By evening, the house glowed with lamplight and the smell of roasted chicken. Dinner buzzed with laughter, Pierre teasing Sandy about her cooking, Asher dropping by and leaving muddy tracks everywhere. It felt… normal. Like a life borrowed from someone else’s story.
After dinner, Sandy nudged my shoulder.
“You’ve got a good man looking out for you,” she said.
“He’s not mine.” Although, I wished he was.
“I didn’t say he was.” She smiled gently. “But you’d be lucky if he was.”
Her words sank deep, knocking something loose in my chest. The place where my mother’s warmth still lived in memories: her humming while we baked, the smell of lemon tarts, her teasing me about licking the bowl.
Then the memory of the crash. Of the police saying it was an accident. Of Marcel’s rage.
Of the whispers that followed. I stepped onto the porch to clear the tightness in my throat. The air was crisp, the orchard shimmering with frost. A thin ribbon of mist drifted through the trees. Winter was coming early and my life was unraveling faster than I could blink.
Behind me, the door opened softly. Eric stepped out, hair damp from a shower, wearing a charcoal thermal shirt and flannel pants. He handed me a mug of tea, fingers brushing mine.

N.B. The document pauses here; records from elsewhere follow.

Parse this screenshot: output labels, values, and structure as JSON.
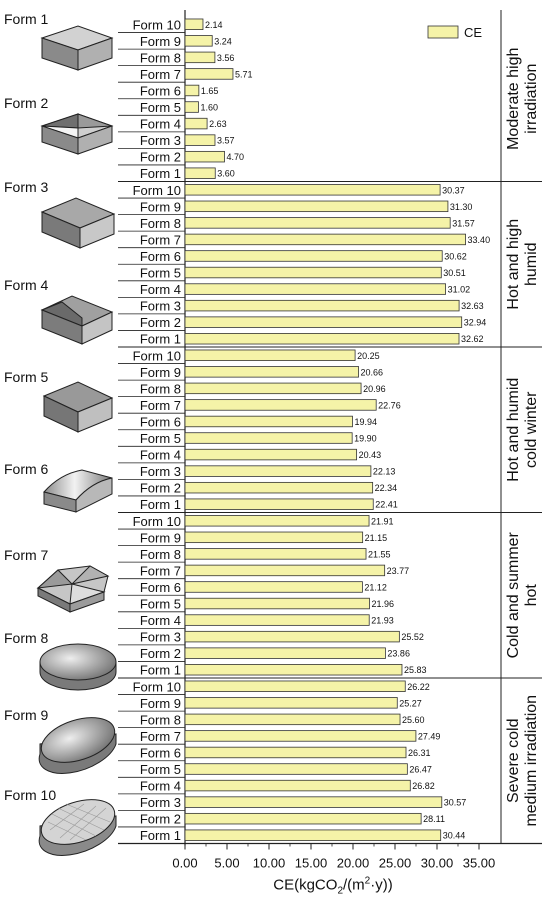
{
  "chart_data": {
    "type": "bar",
    "orientation": "horizontal",
    "xlabel": "CE(kgCO2/(m2·y))",
    "xlabel_parts": {
      "base": "CE(kgCO",
      "sub": "2",
      "mid": "/(m",
      "sup": "2",
      "end": "·y))"
    },
    "xlim": [
      0,
      37.5
    ],
    "xticks": [
      0,
      5,
      10,
      15,
      20,
      25,
      30,
      35
    ],
    "xtick_labels": [
      "0.00",
      "5.00",
      "10.00",
      "15.00",
      "20.00",
      "25.00",
      "30.00",
      "35.00"
    ],
    "legend": {
      "label": "CE",
      "color": "#f5f3a8",
      "position": "top-right"
    },
    "bar_color": "#f5f3a8",
    "bar_edge": "#333333",
    "groups": [
      {
        "name": "Moderate high irradiation",
        "lines": [
          "Moderate high",
          "irradiation"
        ],
        "categories": [
          "Form 10",
          "Form 9",
          "Form 8",
          "Form 7",
          "Form 6",
          "Form 5",
          "Form 4",
          "Form 3",
          "Form 2",
          "Form 1"
        ],
        "values": [
          2.14,
          3.24,
          3.56,
          5.71,
          1.65,
          1.6,
          2.63,
          3.57,
          4.7,
          3.6
        ],
        "value_labels": [
          "2.14",
          "3.24",
          "3.56",
          "5.71",
          "1.65",
          "1.60",
          "2.63",
          "3.57",
          "4.70",
          "3.60"
        ]
      },
      {
        "name": "Hot and high humid",
        "lines": [
          "Hot and high",
          "humid"
        ],
        "categories": [
          "Form 10",
          "Form 9",
          "Form 8",
          "Form 7",
          "Form 6",
          "Form 5",
          "Form 4",
          "Form 3",
          "Form 2",
          "Form 1"
        ],
        "values": [
          30.37,
          31.3,
          31.57,
          33.4,
          30.62,
          30.51,
          31.02,
          32.63,
          32.94,
          32.62
        ],
        "value_labels": [
          "30.37",
          "31.30",
          "31.57",
          "33.40",
          "30.62",
          "30.51",
          "31.02",
          "32.63",
          "32.94",
          "32.62"
        ]
      },
      {
        "name": "Hot and humid cold winter",
        "lines": [
          "Hot and humid",
          "cold winter"
        ],
        "categories": [
          "Form 10",
          "Form 9",
          "Form 8",
          "Form 7",
          "Form 6",
          "Form 5",
          "Form 4",
          "Form 3",
          "Form 2",
          "Form 1"
        ],
        "values": [
          20.25,
          20.66,
          20.96,
          22.76,
          19.94,
          19.9,
          20.43,
          22.13,
          22.34,
          22.41
        ],
        "value_labels": [
          "20.25",
          "20.66",
          "20.96",
          "22.76",
          "19.94",
          "19.90",
          "20.43",
          "22.13",
          "22.34",
          "22.41"
        ]
      },
      {
        "name": "Cold and summer hot",
        "lines": [
          "Cold and summer",
          "hot"
        ],
        "categories": [
          "Form 10",
          "Form 9",
          "Form 8",
          "Form 7",
          "Form 6",
          "Form 5",
          "Form 4",
          "Form 3",
          "Form 2",
          "Form 1"
        ],
        "values": [
          21.91,
          21.15,
          21.55,
          23.77,
          21.12,
          21.96,
          21.93,
          25.52,
          23.86,
          25.83
        ],
        "value_labels": [
          "21.91",
          "21.15",
          "21.55",
          "23.77",
          "21.12",
          "21.96",
          "21.93",
          "25.52",
          "23.86",
          "25.83"
        ]
      },
      {
        "name": "Severe cold medium irradiation",
        "lines": [
          "Severe cold",
          "medium irradiation"
        ],
        "categories": [
          "Form 10",
          "Form 9",
          "Form 8",
          "Form 7",
          "Form 6",
          "Form 5",
          "Form 4",
          "Form 3",
          "Form 2",
          "Form 1"
        ],
        "values": [
          26.22,
          25.27,
          25.6,
          27.49,
          26.31,
          26.47,
          26.82,
          30.57,
          28.11,
          30.44
        ],
        "value_labels": [
          "26.22",
          "25.27",
          "25.60",
          "27.49",
          "26.31",
          "26.47",
          "26.82",
          "30.57",
          "28.11",
          "30.44"
        ]
      }
    ]
  },
  "forms": [
    {
      "label": "Form 1",
      "icon": "flat-roof-box-icon"
    },
    {
      "label": "Form 2",
      "icon": "pyramid-roof-box-icon"
    },
    {
      "label": "Form 3",
      "icon": "offset-box-icon"
    },
    {
      "label": "Form 4",
      "icon": "hip-roof-box-icon"
    },
    {
      "label": "Form 5",
      "icon": "sloped-roof-box-icon"
    },
    {
      "label": "Form 6",
      "icon": "vault-roof-box-icon"
    },
    {
      "label": "Form 7",
      "icon": "polygon-roof-prism-icon"
    },
    {
      "label": "Form 8",
      "icon": "circular-disc-icon"
    },
    {
      "label": "Form 9",
      "icon": "elliptical-disc-icon"
    },
    {
      "label": "Form 10",
      "icon": "faceted-ellipse-icon"
    }
  ]
}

“Couldn’t sleep?” he asked.
“Not yet.”
He sank beside me, shoulders barely touching. “Cold?”
“Always.”
He looked out over the orchard. “Becket said there’s talk of a hearing next month.”
My heart stopped.
“A hearing?”
“For Marcel’s appeal,” he said softly. “Nothing official yet. But if it gets approved…”
My throat tightened. Marcel out of prison meant danger wasn’t coming, it was already here. And whoever had left that thistle in my loft was part of it.

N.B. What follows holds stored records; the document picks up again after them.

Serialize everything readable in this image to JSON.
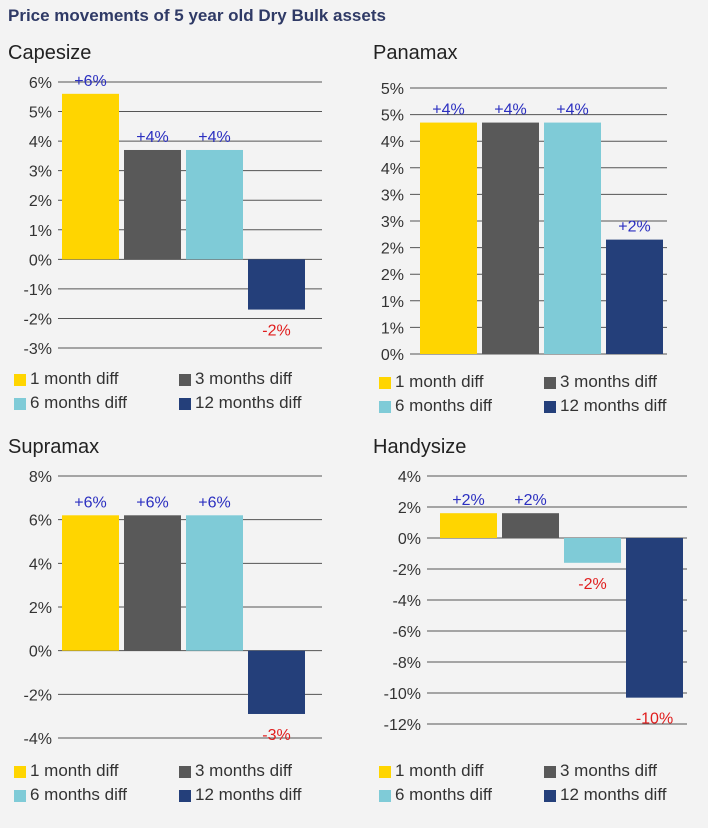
{
  "title": "Price movements of 5 year old Dry Bulk assets",
  "legend": [
    {
      "label": "1 month diff",
      "color": "#ffd500"
    },
    {
      "label": "3 months diff",
      "color": "#595959"
    },
    {
      "label": "6 months diff",
      "color": "#7fcbd7"
    },
    {
      "label": "12 months diff",
      "color": "#243f7a"
    }
  ],
  "colors": {
    "positive_label": "#2b2fc0",
    "negative_label": "#e01d1d",
    "gridline": "#555555"
  },
  "chart_data": [
    {
      "type": "bar",
      "title": "Capesize",
      "categories": [
        "1 month diff",
        "3 months diff",
        "6 months diff",
        "12 months diff"
      ],
      "values": [
        5.6,
        3.7,
        3.7,
        -1.7
      ],
      "data_labels": [
        "+6%",
        "+4%",
        "+4%",
        "-2%"
      ],
      "ylim": [
        -3,
        6
      ],
      "yticks": [
        6,
        5,
        4,
        3,
        2,
        1,
        0,
        -1,
        -2,
        -3
      ],
      "ytick_labels": [
        "6%",
        "5%",
        "4%",
        "3%",
        "2%",
        "1%",
        "0%",
        "-1%",
        "-2%",
        "-3%"
      ]
    },
    {
      "type": "bar",
      "title": "Panamax",
      "categories": [
        "1 month diff",
        "3 months diff",
        "6 months diff",
        "12 months diff"
      ],
      "values": [
        4.35,
        4.35,
        4.35,
        2.15
      ],
      "data_labels": [
        "+4%",
        "+4%",
        "+4%",
        "+2%"
      ],
      "ylim": [
        0,
        5
      ],
      "yticks": [
        5,
        4.5,
        4,
        3.5,
        3,
        2.5,
        2,
        1.5,
        1,
        0.5,
        0
      ],
      "ytick_labels": [
        "5%",
        "5%",
        "4%",
        "4%",
        "3%",
        "3%",
        "2%",
        "2%",
        "1%",
        "1%",
        "0%"
      ]
    },
    {
      "type": "bar",
      "title": "Supramax",
      "categories": [
        "1 month diff",
        "3 months diff",
        "6 months diff",
        "12 months diff"
      ],
      "values": [
        6.2,
        6.2,
        6.2,
        -2.9
      ],
      "data_labels": [
        "+6%",
        "+6%",
        "+6%",
        "-3%"
      ],
      "ylim": [
        -4,
        8
      ],
      "yticks": [
        8,
        6,
        4,
        2,
        0,
        -2,
        -4
      ],
      "ytick_labels": [
        "8%",
        "6%",
        "4%",
        "2%",
        "0%",
        "-2%",
        "-4%"
      ]
    },
    {
      "type": "bar",
      "title": "Handysize",
      "categories": [
        "1 month diff",
        "3 months diff",
        "6 months diff",
        "12 months diff"
      ],
      "values": [
        1.6,
        1.6,
        -1.6,
        -10.3
      ],
      "data_labels": [
        "+2%",
        "+2%",
        "-2%",
        "-10%"
      ],
      "ylim": [
        -12,
        4
      ],
      "yticks": [
        4,
        2,
        0,
        -2,
        -4,
        -6,
        -8,
        -10,
        -12
      ],
      "ytick_labels": [
        "4%",
        "2%",
        "0%",
        "-2%",
        "-4%",
        "-6%",
        "-8%",
        "-10%",
        "-12%"
      ]
    }
  ]
}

“I’m tired,” I whispered. “Not the kind that sleep fixes. The kind that comes from running.”
“You don’t have to run anymore,” he murmured.
“How do you know?” I watched the lines of his face, his square jaw, the depth in his coal eyes looking for an answer.
His gaze met mine, steady and fierce. “Because you’re not facing this alone.”
“And if I don’t know how to stop running?” It was the honest truth.
His hand covered mine—warm, solid, and patient. “Then let me show you.”
My breath hitched, something fragile and terrified opening in my chest.
“I don’t want to be scared anymore,” I whispered.